Cultural factors can also play a role - larger families are common in black communities meaning it is not always possible for older children to stay in the family home.

There are organisations which offer tailored advice and support such as the African Caribbean Community Initiative, Ekaya and Steve Biko housing associations.

However, many other homeless charities that also provided these services can no longer do so because of a lack of funding.

There are organisations that offer specific advice and support to black people affected by homelessness such as the Ekaya, African Caribbean Community Initiative, and Steve Biko housing association.
However, they are among a very small number of organisations because a lack of funding can mean this type of service is not more widely available.

According to figures from the Labour Party and seen by The Voice, show that the number of black households classed as homeless has increased 67 per cent.
POLICIES: John Healey, Labour’s Shadow Housing Secretary

Over the same period, the number of Chinese families accepted as homeless has increased by 83 per cent.

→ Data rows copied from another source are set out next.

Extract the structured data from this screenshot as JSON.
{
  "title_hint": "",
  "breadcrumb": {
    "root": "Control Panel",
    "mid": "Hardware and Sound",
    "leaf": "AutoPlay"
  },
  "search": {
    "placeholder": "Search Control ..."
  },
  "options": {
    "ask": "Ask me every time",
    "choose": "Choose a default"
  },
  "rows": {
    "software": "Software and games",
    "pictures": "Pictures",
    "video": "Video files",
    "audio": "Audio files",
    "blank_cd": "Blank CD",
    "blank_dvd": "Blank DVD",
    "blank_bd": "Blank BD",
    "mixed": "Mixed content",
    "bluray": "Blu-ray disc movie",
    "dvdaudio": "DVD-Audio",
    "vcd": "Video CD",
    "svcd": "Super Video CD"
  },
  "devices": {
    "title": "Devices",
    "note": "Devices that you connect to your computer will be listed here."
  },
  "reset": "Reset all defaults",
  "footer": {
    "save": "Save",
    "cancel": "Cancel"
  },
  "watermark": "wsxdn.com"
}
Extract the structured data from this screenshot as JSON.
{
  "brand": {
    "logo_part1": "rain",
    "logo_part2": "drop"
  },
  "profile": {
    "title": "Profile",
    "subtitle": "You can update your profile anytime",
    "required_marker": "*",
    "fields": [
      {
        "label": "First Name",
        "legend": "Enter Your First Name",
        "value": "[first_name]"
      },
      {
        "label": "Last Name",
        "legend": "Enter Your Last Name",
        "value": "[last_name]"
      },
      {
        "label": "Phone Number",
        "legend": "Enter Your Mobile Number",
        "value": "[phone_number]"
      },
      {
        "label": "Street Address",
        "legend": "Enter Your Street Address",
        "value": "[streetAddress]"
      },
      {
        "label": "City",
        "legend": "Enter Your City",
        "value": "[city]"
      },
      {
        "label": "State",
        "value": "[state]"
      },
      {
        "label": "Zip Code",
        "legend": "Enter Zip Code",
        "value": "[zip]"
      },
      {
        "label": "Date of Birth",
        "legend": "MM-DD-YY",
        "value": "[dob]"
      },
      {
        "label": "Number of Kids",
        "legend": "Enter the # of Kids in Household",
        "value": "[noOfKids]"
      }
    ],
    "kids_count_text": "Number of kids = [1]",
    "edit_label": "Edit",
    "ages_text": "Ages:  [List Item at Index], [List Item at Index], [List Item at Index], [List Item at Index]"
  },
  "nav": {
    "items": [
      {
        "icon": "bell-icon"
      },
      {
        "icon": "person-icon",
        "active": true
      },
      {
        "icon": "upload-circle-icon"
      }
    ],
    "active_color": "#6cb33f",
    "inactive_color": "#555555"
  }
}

John Healey MP, Labour’s Shadow Housing Secretary, said: “The scale of rising homelessness shames us all. After seven years of failure on housing, falling homelessness under Labour has turned into rising homelessness under the Conservatives.

“There was an unprecedented decline in homelessness with the last Labour government, but the number of homeless households has increased by half since 2010 and these figures show that it ethnic minority groups who have been worst affected.

“It doesn’t have to be this way. Ministers urgently need to get a grip, back Labour's plans to end rough sleeping and build thousands more affordable homes.”